In my lecture notes it says suppose that $(a,p)=1$ , $p$ is an odd prime then the solutions to
$$ax^2+bx+c\equiv0 (modp)$$
are the same as
$$4a(ax^2+bx+c)\equiv 0(modp)$$
Why is this so ?
I had expected that because $(a,p)=1$ then if $p$ is odd it means that we get $(4a,p)=1$ and that in turn it would mean that $4a(a^2+bx+c)\equiv ax^2+bx+c (modp)$ i.e. that $4a$ would be 1 mod p but checking this for $p=3,a=2$ I got that $4a=2mod3$
On
Assume $4a(ax^2+bx+c)\equiv 0\pmod p.$ This means $p$ divides $4a(ax^2+bx+c)$.
By Euclid's lemma, since $p$ is prime, this means $p$ divides $4$ or $a$ or $ax^2+bx+c.$
No odd prime $p$ divides $4$, and $(a,p)=1$ means $p$ does not divide $a$,
so we're left with $p$ divides $ax^2+bx+c$; i.e., $ax^2+bx+c\equiv0\pmod p$.

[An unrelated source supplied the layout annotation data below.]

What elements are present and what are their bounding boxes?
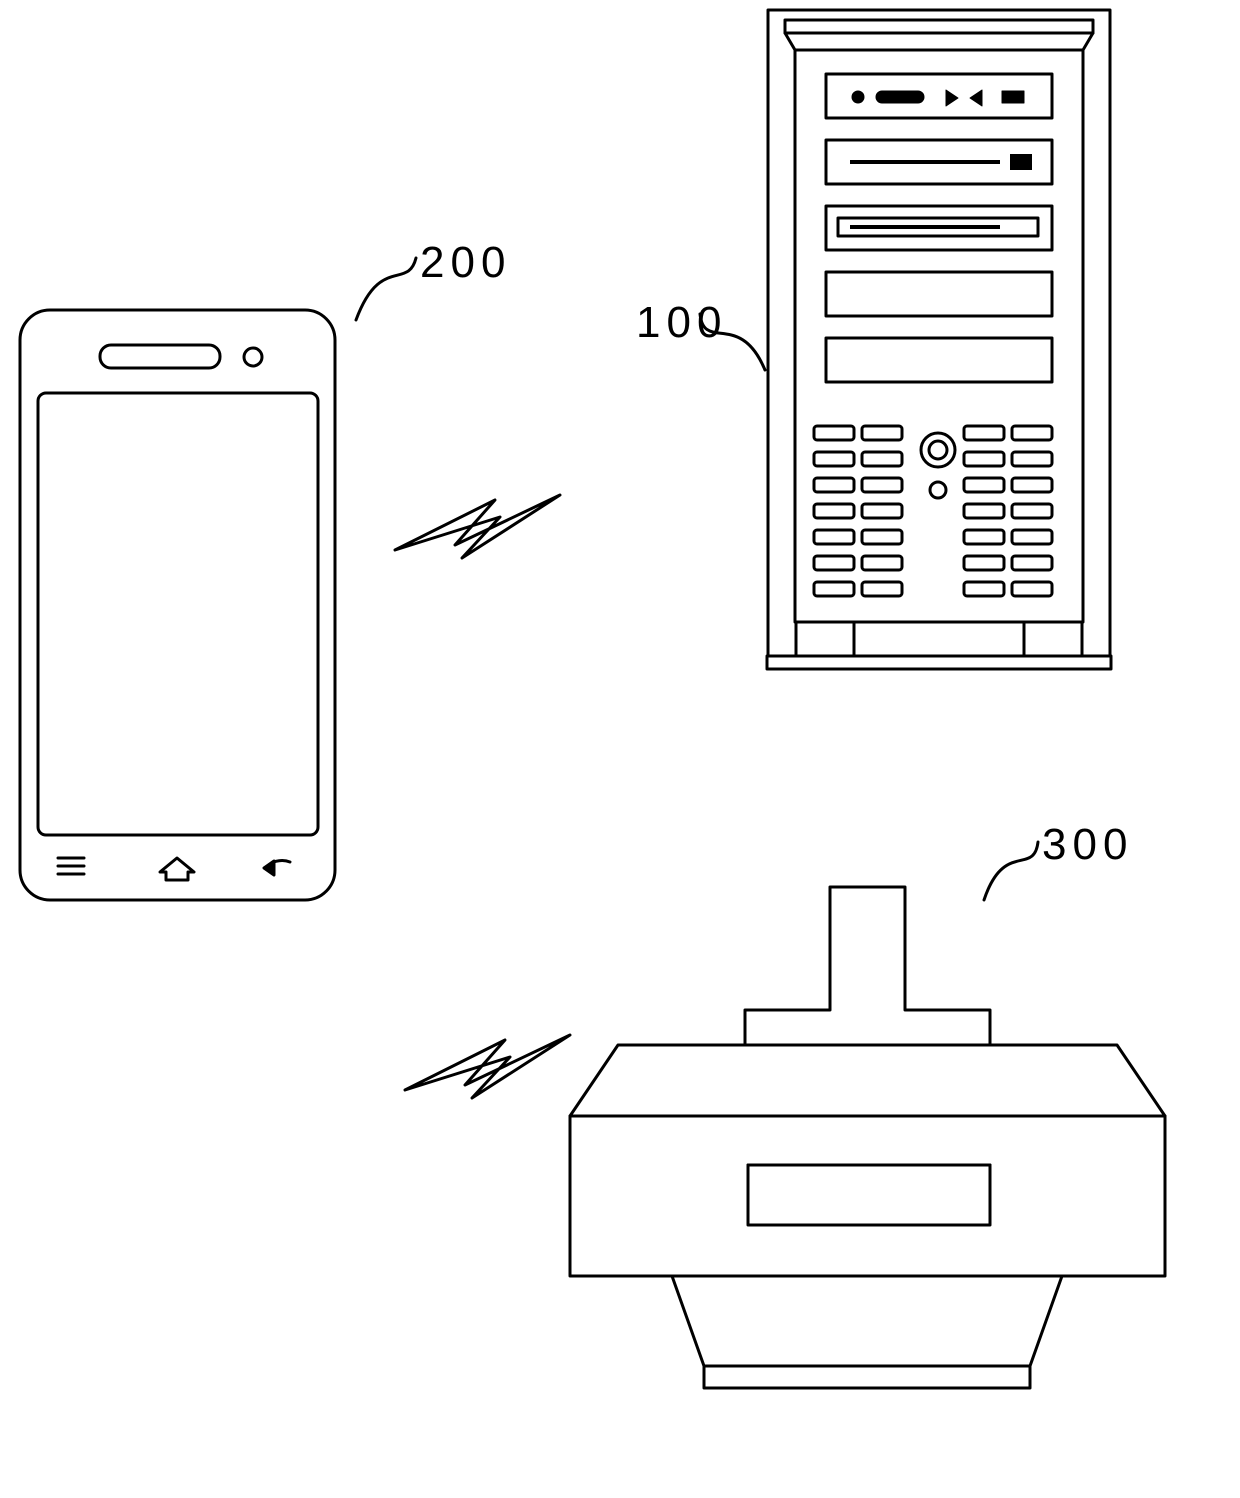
phone-device bbox=[20, 310, 335, 900]
leader-phone bbox=[356, 258, 416, 320]
label-server: 100 bbox=[636, 298, 727, 348]
printer-device bbox=[570, 887, 1165, 1388]
wireless-bolt-1 bbox=[395, 495, 560, 558]
leader-printer bbox=[984, 842, 1038, 900]
wireless-bolt-2 bbox=[405, 1035, 570, 1098]
label-printer: 300 bbox=[1042, 820, 1133, 870]
diagram-svg bbox=[0, 0, 1240, 1498]
label-phone: 200 bbox=[420, 238, 511, 288]
diagram-canvas: 200 100 300 bbox=[0, 0, 1240, 1498]
server-device bbox=[767, 10, 1111, 669]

Conversely, if $ax^2+bx+c\equiv0\pmod p$,
then it should be obvious that $4a(ax^2+bx+c)\equiv0\pmod p$.
Thus, the solutions to $ax^2+bx+c\equiv0\pmod p$
are the same as those to $4a(ax^2+bx+c)\equiv0\pmod p$.
The statement $(a,p) = 1 $ implies that $ a \not\equiv 0 \mod p$. Since $p$ is odd also $2 \not \equiv 0 \mod p$, so $2 \cdot 2 \cdot a = 4a \not \equiv 0 \mod p$.
Then $4a \cdot f(x) \equiv 0 \mod p \iff f(x) \equiv 0 \mod p$.
It is worth noting that we use the primality of $p$ only at the end. We only use the primality of $p$ to say that a product is zero iff one of its factors is zero. This follows since the ring $\Bbb Z_p$ is an integral domain exactly when $p$ is prime.